Atomicity

Atomicity is a concept in computer science that refers to the property of a transaction or operation being treated as a single, indivisible unit. It means that either the entire transaction succeeds or fails, and there is no partial execution or data loss.

Local Transaction

There are two techniques for implementing local transactions. In both cases, locks must be acquired on all data to be updated.

On write-ahead logging (WAL), durability is guaranteed by copying the original (unchanged) data plus "redo" and "undo" information to a log before changing the database. That allows the database to return to a consistent state in the event of a crash. Imagine a program that is in the middle of performing some operation when the machine it is running on loses power. Upon restart, that program might need to know whether the operation it was performing succeeded, succeeded partially, or failed. If a write-ahead log is used, the program can check this log and compare what it was supposed to be doing when it unexpectedly lost power to what was actually done. On the basis of this comparison, the program could decide to undo what it had started, complete what it had started, or keep things as they are.

WAL allows updates of a database to be done in place. Another way to implement atomic updates is with shadow paging, which is not in place. The main advantage of doing updates in place is that it reduces the need to modify indexes and block lists.

Modern file systems typically use a variant of WAL called journaling. Journaling keeps track of changes not yet committed in a file and a background task will check the journal and apply the changes and will clear the journal.

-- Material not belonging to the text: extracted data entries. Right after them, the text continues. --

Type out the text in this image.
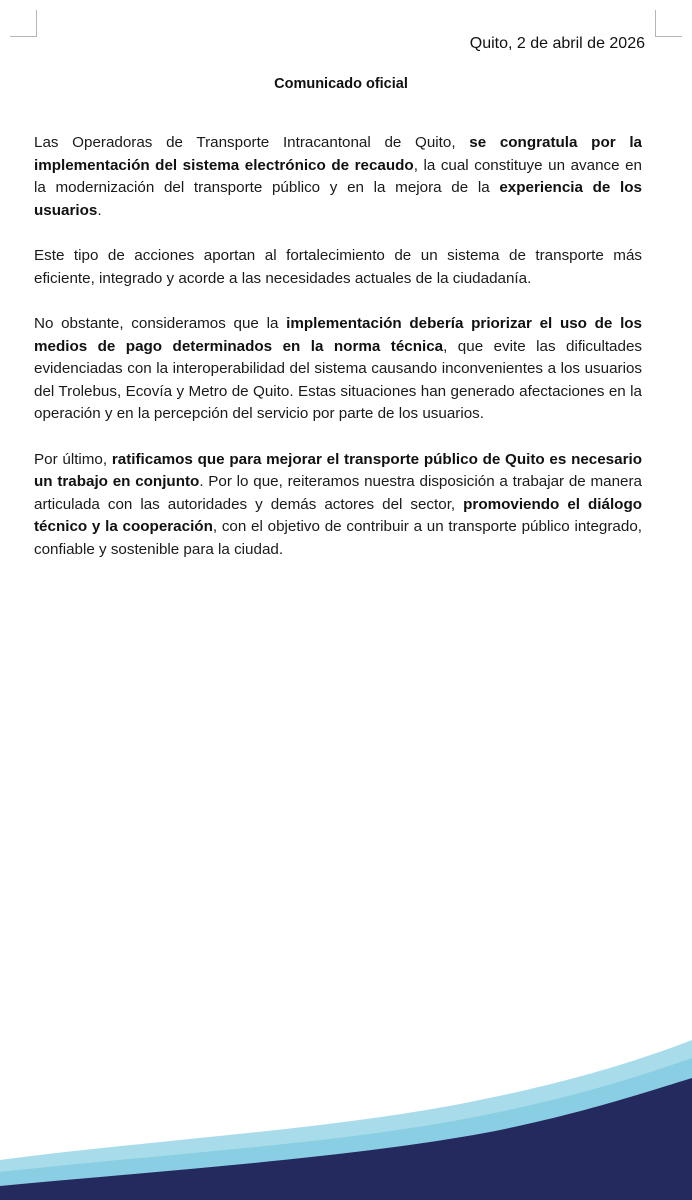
Quito, 2 de abril de 2026
Comunicado oficial

Las Operadoras de Transporte Intracantonal de Quito, se congratula por la implementación del sistema electrónico de recaudo, la cual constituye un avance en la modernización del transporte público y en la mejora de la experiencia de los usuarios.

Este tipo de acciones aportan al fortalecimiento de un sistema de transporte más eficiente, integrado y acorde a las necesidades actuales de la ciudadanía.

No obstante, consideramos que la implementación debería priorizar el uso de los medios de pago determinados en la norma técnica, que evite las dificultades evidenciadas con la interoperabilidad del sistema causando inconvenientes a los usuarios del Trolebus, Ecovía y Metro de Quito. Estas situaciones han generado afectaciones en la operación y en la percepción del servicio por parte de los usuarios.

Por último, ratificamos que para mejorar el transporte público de Quito es necesario un trabajo en conjunto. Por lo que, reiteramos nuestra disposición a trabajar de manera articulada con las autoridades y demás actores del sector, promoviendo el diálogo técnico y la cooperación, con el objetivo de contribuir a un transporte público integrado, confiable y sostenible para la ciudad.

Journaling makes writes faster since they just get added to a log file and updating the actual database or filesystem could happen in the background.

In shadowing, updates are applied to a partial copy of the database, and the new copy is activated when the transaction commits.

Distributed Transaction

For distributed transactions two-phase commit protocol provides atomicity. A coordinator is required in a distributed transaction. In phase 1, the coordinator sends the write request to all the servers and they store this command in a log table and respond to the coordinator if the action was successful or not. If all the participants respond OK, the coordinator sends a signal to each server to commit the changes. If all the participants respond OK in this phase then the transaction has been finished successfully otherwise, the coordinator sends instructions to all servers to roll back the transaction.